Prop. 209 would limit Arizona medical debt collection; critics say it’s too broad
Rodd McLeod said he is not trying to give anyone a free pass from their debts – he just wants to give vulnerable debtors some breathing room to help them stay in their homes and out of poverty.
That’s why he is backing Proposition 209, a ballot measure that would increase protections for Arizona residents who face potential wage or asset seizures because of outstanding debt.
“Our bill doesn’t forgive anyone’s debt,” said McLeod, spokesman for Healthcare Rising Arizona. “People still will have to pay back the money that they owe, but it does give families protections, so when they’re struggling with debt, they’re still able to maintain a home, job and earn a living so they can pay their debts.”
But critics say the proposal, while well-intentioned, will backfire, rewarding people who don’t pay their bills and punishing people who do, by making it less likely for everyone to get loans when they need them.
“The long-term implications of this is it’s going to make everything more expensive,” said Arizona Free Enterprise Club President Scot Mussi. “It will create inflation on goods, and it will create inflation on the cost of credit and the accessibility of credit.”
Tucson Metro Chamber President and CEO Michael Guymon was more direct.
“This proposition is extremely bad for the state, extremely bad for business and, quite frankly, it would be bad for low-income earners for their ability to ultimately get a loan,” Guymon said.
Proposition 209 would enact the Predatory Debt Collection Protection Act. It targets medical debt but could affect all debt. If approved by voters, it would lower the interest that creditors can levy on medical debt from the current 10% to 3%.
The measure would also raise the value of homes, cars and bank accounts that are protected from debt collectors, while lowering the amount of a person’s disposable income that can be garnished to settle a debt, from the current 25% to 10%.
Overdue medical bills are the most common reason for calls from debt collectors, according to a 2022 Consumer Finance Protection Bureau medical debt report.
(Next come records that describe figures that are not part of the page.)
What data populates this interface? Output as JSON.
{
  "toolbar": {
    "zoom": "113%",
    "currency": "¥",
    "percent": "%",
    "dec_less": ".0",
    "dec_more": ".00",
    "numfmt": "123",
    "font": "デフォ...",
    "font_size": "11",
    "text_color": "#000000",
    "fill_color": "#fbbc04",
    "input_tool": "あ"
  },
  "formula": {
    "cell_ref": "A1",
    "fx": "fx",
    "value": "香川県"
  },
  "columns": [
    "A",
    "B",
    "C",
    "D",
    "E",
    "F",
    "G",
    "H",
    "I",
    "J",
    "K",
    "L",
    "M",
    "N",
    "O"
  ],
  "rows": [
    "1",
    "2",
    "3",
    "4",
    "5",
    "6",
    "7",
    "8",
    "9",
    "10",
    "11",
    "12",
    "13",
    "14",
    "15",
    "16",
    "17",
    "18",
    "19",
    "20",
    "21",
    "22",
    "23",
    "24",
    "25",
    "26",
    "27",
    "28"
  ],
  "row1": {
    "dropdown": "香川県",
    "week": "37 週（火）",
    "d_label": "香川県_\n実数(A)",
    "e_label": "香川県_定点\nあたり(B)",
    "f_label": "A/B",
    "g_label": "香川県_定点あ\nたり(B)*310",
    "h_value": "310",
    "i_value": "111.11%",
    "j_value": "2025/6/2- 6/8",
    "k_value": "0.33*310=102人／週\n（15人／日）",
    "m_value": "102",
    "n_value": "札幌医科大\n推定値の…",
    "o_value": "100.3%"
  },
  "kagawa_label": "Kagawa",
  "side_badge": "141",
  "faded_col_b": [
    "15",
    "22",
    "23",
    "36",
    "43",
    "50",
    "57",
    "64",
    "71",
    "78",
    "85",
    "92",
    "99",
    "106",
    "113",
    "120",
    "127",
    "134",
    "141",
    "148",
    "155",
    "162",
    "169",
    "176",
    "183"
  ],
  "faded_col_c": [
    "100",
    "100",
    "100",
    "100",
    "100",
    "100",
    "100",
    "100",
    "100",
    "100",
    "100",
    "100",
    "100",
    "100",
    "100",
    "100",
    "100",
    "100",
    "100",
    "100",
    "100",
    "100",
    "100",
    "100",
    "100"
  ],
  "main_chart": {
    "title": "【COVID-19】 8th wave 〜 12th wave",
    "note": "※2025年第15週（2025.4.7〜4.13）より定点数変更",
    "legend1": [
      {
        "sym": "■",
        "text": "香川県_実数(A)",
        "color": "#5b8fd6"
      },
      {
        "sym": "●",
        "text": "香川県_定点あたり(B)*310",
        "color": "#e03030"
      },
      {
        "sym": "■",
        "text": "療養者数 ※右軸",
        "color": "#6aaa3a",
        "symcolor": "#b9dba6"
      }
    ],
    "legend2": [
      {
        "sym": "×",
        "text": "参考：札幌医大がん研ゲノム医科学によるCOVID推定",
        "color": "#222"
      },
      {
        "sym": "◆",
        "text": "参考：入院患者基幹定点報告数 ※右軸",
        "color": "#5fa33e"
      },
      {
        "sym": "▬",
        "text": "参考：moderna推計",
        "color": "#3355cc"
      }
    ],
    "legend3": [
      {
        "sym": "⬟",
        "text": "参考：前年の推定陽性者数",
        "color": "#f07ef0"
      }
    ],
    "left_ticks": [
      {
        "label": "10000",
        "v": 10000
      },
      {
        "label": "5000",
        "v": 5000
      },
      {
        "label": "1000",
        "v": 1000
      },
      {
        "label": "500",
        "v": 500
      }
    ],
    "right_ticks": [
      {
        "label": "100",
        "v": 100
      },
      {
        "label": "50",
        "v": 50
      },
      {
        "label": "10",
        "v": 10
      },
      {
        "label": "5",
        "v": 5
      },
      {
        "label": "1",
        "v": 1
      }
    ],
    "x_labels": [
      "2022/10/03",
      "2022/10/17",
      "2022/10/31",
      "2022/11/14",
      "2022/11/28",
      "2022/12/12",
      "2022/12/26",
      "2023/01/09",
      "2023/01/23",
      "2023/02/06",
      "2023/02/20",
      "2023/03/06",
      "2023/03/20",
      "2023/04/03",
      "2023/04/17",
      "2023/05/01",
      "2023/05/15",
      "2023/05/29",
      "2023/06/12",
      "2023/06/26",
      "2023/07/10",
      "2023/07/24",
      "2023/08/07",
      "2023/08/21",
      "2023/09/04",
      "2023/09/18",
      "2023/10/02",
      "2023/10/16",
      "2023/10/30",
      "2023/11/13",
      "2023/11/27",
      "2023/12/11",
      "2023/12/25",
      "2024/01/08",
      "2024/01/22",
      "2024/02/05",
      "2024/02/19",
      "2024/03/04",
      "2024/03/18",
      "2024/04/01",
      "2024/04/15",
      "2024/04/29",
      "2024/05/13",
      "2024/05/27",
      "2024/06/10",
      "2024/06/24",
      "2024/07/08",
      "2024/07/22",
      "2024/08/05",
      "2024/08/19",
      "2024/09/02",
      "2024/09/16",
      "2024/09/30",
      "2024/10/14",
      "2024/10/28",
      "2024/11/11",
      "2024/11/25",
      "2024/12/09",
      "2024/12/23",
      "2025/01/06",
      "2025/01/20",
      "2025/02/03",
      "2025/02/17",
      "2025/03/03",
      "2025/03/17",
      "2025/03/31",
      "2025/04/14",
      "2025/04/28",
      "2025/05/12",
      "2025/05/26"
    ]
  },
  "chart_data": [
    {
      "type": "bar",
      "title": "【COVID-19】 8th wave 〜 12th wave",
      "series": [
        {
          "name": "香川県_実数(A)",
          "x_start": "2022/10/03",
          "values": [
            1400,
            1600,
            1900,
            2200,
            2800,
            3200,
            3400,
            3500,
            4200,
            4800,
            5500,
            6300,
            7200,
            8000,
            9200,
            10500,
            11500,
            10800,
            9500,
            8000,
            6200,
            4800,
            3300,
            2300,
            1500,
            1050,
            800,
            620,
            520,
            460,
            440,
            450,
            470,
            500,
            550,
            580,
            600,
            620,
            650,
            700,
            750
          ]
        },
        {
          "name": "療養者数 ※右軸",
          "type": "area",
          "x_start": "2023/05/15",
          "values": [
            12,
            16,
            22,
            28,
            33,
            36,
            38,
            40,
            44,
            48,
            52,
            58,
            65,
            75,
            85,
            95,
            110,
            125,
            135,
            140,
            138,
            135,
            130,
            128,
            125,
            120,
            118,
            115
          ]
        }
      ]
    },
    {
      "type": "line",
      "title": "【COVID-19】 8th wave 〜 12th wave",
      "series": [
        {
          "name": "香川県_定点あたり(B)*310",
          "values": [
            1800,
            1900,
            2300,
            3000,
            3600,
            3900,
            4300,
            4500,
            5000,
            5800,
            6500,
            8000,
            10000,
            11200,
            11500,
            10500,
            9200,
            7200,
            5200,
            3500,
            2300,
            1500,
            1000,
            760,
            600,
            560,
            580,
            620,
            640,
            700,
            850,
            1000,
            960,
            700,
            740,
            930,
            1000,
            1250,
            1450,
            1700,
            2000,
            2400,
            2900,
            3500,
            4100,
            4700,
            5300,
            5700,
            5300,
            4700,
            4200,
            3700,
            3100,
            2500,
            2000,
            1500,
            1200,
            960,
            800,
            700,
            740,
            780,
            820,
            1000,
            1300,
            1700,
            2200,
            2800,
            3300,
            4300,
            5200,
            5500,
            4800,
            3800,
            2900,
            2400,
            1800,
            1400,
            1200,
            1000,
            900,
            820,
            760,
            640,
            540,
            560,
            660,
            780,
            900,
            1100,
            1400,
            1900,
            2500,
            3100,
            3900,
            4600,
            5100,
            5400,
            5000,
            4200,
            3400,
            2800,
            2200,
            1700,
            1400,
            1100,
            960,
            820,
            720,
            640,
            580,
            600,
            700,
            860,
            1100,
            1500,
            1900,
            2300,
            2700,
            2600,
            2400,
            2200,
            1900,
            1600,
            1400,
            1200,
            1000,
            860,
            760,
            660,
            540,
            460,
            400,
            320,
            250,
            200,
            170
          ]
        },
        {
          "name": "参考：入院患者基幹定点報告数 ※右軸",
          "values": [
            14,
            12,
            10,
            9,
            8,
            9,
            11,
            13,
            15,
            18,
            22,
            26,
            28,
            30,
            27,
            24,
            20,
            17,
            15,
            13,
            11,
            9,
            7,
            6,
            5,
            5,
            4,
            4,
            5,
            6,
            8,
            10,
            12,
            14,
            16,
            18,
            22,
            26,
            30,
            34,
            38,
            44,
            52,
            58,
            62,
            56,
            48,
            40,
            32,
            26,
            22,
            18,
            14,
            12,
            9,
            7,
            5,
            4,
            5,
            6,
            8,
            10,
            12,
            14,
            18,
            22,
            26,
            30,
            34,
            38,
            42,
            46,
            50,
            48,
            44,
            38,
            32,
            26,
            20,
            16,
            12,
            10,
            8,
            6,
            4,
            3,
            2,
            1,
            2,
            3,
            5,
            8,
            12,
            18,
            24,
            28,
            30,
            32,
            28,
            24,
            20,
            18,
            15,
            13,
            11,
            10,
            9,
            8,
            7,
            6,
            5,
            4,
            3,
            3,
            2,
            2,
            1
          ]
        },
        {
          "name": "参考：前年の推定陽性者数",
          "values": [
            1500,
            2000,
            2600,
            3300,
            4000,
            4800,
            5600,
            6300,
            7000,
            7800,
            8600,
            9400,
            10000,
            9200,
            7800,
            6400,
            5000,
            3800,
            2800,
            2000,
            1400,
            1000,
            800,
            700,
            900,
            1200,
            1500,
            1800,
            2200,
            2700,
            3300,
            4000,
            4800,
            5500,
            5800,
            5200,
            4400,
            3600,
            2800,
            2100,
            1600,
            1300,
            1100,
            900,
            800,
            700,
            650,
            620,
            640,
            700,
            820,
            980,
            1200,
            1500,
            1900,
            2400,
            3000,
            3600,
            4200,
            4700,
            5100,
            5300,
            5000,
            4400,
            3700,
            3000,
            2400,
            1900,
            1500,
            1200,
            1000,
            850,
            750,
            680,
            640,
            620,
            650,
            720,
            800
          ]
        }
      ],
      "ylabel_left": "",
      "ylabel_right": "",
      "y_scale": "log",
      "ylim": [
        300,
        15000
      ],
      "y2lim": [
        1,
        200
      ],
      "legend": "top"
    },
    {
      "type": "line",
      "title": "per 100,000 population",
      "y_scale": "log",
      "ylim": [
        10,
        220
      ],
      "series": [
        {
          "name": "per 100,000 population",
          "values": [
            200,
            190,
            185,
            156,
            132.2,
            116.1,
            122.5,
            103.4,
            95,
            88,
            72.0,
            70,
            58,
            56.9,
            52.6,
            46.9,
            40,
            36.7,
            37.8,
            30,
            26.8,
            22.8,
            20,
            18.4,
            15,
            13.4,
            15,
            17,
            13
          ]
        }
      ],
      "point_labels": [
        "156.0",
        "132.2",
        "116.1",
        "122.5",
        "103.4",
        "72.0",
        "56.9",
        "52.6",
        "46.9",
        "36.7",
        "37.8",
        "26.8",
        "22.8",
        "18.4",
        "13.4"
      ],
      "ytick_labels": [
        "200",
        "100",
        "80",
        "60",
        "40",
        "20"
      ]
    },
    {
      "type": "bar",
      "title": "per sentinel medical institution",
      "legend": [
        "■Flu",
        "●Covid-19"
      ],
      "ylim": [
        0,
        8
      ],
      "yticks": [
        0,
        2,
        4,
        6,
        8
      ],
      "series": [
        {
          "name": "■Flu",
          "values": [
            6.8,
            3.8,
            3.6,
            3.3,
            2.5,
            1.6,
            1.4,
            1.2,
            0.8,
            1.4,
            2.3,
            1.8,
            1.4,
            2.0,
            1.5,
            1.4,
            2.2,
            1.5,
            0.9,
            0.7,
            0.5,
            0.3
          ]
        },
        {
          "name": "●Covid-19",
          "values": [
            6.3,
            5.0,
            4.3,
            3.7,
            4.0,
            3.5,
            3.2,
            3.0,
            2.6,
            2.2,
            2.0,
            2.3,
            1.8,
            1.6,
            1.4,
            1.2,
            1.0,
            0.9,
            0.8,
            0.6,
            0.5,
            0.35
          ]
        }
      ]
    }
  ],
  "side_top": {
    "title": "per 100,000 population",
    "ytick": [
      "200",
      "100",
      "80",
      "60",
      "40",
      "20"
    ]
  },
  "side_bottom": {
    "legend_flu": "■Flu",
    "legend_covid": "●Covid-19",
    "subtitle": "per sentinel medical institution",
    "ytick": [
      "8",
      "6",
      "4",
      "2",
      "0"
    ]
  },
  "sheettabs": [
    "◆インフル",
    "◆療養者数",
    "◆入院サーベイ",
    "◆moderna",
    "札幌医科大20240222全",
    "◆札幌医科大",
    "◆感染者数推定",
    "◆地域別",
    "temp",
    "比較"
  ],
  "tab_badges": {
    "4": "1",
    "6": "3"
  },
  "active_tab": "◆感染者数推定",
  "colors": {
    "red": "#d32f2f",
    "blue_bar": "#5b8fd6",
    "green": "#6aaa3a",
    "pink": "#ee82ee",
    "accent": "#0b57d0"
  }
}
Medical bills “just get out of control,” said McLeod, adding that they are responsible for two-thirds of personal bankruptcies.
“Look, we believe that no one should lose their home or their vehicle because of an unpaid medical bill,” McLeod said.
His organization and others, including the Southern California-based union United Healthcare Workers West, gathered more than 522,000 signatures over the past 18 months and submitted roughly 470,000 in July to put the measure on the Arizona ballot this fall.
McLeod said the proposition’s supporters “don’t think Arizona is terribly divided on this question” and are “cautiously optimistic” the measure will pass.
But Guymon calls the measure “completely misleading,” saying that most people are not aware that it will apply to all debt collection, not just medical debt. He said opponents think the problem would be better solved through the Legislature.
Besides the Tucson Chamber, opponents include the Arizona Free Enterprise Club, the Arizona Chamber of Commerce and Industry, the Arizona Bankers Association, the Phoenix Chamber of Commerce and the Goldwater Institute.
Guymon acknowledged “that predatory debt is real, that there are companies that prey on, you know, individuals and put them into situations that it’s very hard for them to climb out of, but this proposition is not the way to tackle that.”
Will Humble, president of Arizona Public Health Association, said the proposition will help keep people in their homes and let them keep the cars they need to work, even if it does not reduce the long-term level of predatory lending.
Lending will “still going to be just as predatory as it is today,” he said. “But it will help on the medical debt.”
He said the restrictions on overall debt collection in the proposition would merely bring Arizona in line with most other states. One of the most important parts of the effort, he said, is the limit on “how much the wages can be garnished so that it stops before people go into poverty, and lets them keep more disposable income.”
Despite the concerns of business groups, Ralph Atchue, president of the Democrats of Casa Grande, said he has not heard any opposition to the proposition.
“Anything that protects working families, low-income families, I am 100% for it, as most Democrats are,” Atchue said. “It is among our core values, and what we always support and will continue to support.”
McLeod is hopeful, noting that opponents “spent a lot of money to try to keep us off the ballot,” but that it has since waned.
“Yeah, they’re not spending money on television ads against us.” he said. “And that tells me that they think it’s going to pass, too.”